Reproduce AMD’s MLPerf Training v5.0 Submission Result with Instinct™ GPUs

Reproduce AMD’s MLPerf Training v5.0 Submission Result with Instinct™ GPUs#

June 04, 2025 by Meena Arunachalam, Miro Hodak, Ravi Dwivedula, Su Ann Chong, Sarthak Arora, Sathish Sanjeevi, Karan Verma, Eliot Li.

1 min read. | 362 total words.

Applications & models

AI/ML, GenAI, Performance, Optimization

AI

In recent years, large language models (LLMs) have transformed the landscape of natural language processing, enabling breakthroughs in tasks ranging from code generation to answering complex questions. Among these, the Llama 2 model family developed by Meta has emerged as a powerful and versatile set of open weight transformer-based models, known for their competitive performance across diverse NLP benchmarks. With model sizes ranging from 7 billion to 70 billion parameters, Llama 2 has quickly become a popular choice for both research and industry after its release in 2023, striking a balance between scalability and efficiency.

In the context of MLPerf Training, a leading benchmark suite that rigorously evaluates the training performance of machine learning models on standardized tasks, Llama 2 has gained notable attention. Its participation highlights the model’s ability to be efficiently trained at scale, pushing forward advances in both hardware utilization and software optimization.

This blog provides a step-by-step guide to reproduce the results of AMD’s first MLPerf Training submission. The submission represents a Llama 2 70B LoRA fine-tuning job using the GovReport dataset. You will learn how to set up the environment, configure the training parameters, and validate the benchmark results.

Prerequisites#

To get started, you will need:

AMD Instinct MI300X or MI325X platform
ROCm 6.3.3 or later
Any Linux distribution supported by the selected ROCm version
Docker

See the ROCm Quick start installation guide for information on how to install ROCm.

In the following sections, you will first find instructions to set up the environment and preprocess the dataset for training. Then, you’ll walk through the steps to run the model training job and collect benchmark results. Finally, you will be presented the benchmark results submitted to the MLPerf Training v5.0 round by AMD.

Prepare the Environment, Model, and Dataset#

Follow these steps to prepare for running the training benchmark.

Pull the Docker Container#

For the purpose of illustrating the training procedure, it is assumed that the training will be conducted on a MI325X system.

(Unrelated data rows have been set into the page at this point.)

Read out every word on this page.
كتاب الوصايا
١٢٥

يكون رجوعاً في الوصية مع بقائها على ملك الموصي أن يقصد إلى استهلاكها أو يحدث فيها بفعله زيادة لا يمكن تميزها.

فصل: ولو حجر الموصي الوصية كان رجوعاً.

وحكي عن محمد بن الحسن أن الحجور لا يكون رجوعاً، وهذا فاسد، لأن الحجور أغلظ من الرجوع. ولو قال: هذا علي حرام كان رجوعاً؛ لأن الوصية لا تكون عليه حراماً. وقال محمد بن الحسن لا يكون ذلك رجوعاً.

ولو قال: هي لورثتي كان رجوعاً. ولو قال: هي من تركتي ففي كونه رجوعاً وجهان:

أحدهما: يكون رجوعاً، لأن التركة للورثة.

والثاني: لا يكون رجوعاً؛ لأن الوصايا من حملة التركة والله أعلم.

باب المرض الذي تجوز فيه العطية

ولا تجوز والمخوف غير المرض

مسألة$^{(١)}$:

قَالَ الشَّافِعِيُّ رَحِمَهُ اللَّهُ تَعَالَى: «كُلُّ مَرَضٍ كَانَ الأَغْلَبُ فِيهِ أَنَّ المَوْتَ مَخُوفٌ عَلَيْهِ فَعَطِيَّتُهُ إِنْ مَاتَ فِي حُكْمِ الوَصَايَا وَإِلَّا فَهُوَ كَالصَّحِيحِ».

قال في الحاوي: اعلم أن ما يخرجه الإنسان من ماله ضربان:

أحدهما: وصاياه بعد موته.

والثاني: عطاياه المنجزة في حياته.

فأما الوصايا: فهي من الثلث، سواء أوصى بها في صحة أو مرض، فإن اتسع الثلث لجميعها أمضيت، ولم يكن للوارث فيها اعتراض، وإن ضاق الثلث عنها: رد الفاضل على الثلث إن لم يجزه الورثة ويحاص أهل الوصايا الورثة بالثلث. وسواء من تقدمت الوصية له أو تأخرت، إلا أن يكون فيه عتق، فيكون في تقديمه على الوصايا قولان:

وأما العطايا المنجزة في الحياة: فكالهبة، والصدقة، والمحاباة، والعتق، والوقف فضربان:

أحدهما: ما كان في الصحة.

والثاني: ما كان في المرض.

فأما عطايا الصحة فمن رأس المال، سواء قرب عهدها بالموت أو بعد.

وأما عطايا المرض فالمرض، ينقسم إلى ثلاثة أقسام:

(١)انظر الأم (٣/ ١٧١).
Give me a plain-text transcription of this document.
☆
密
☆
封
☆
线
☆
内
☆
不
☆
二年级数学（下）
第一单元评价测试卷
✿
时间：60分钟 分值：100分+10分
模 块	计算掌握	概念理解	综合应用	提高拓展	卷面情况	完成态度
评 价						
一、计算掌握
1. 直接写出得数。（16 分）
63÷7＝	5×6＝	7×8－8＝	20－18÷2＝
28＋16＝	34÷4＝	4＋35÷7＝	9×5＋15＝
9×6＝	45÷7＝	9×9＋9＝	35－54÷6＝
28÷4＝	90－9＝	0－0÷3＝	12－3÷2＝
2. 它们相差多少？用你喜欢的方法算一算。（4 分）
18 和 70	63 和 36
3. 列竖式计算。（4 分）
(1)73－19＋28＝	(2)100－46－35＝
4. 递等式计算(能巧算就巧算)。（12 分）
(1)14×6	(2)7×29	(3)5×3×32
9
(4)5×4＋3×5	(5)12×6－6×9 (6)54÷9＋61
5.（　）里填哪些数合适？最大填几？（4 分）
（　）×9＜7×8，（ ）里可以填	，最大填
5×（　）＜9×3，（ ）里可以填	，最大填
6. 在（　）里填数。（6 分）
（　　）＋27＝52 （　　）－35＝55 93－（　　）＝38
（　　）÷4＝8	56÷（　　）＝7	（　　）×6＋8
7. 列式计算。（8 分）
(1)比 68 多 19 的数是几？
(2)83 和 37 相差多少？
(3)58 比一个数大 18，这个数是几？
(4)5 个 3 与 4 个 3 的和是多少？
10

First, pull the docker image rocm/amd-mlperf:llama2_70b_training_5.0 from docker hub.

docker pull rocm/amd-mlperf:llama2_70b_training_5.0

Copy the following scripts required to run the benchmark to the host machine:

container_id=$(docker create rocm/amd-mlperf:llama2_70b_training_5.0) && \
docker cp $container_id:/workspace/code/runtime_tunables.sh . && \
docker cp $container_id:/workspace/code/run_with_docker.sh . && \
docker cp $container_id:/workspace/code/config_MI325X_1x8x1.sh . && \
docker rm $container_id

If you are running the training procedure on a MI300X system, please copy the script config_MI300X_1x8x1.sh instead of config_MI325X_1x8x1.sh .

Prepare the Training Dataset#

GovReport is a dataset for long document summarization that consists of reports written by government research agencies. The dataset hosted on the MLPerf drive is already tokenized and packed so that each sequence has length 8192.

The model used is the Llama 2 70B with fused QKV. You will need 270GB of memory to download and convert the model.

Create the directory /data/mlperf_llama2 as the host download directory for the training data.

mkdir -p /data/mlperf_llama2

Start the docker container by mounting this directory under /data within the container.

docker run -it -v /data/mlperf_llama2:/data \
    --net=host --uts=host \
    --ipc=host --device /dev/dri --device /dev/kfd \
    --security-opt=seccomp=unconfined \
    rocm/amd-mlperf:llama2_70b_training_5.0

To prepare the dataset for training, start the script for downloading and preprocessing data from within the container:

bash ./scripts/prepare_data_and_model.sh

When the data preprocessing is complete, exit the container.

Run the Llama 2 70B LoRA Benchmark#

Set Environment#

Set the environment variables DATADIR, CONT to the directory where the training data is and the container image respectively:

export DATADIR=/data/mlperf_llama2
export CONT=rocm/amd-mlperf:llama2_70b_training_5.0

Set Configuration#

The configuration and system-specific hyperparameters for MI300X and MI325X are available in the scripts config_MI300X_1x8x1.sh and config_MI325X_1x8x1.sh respectively.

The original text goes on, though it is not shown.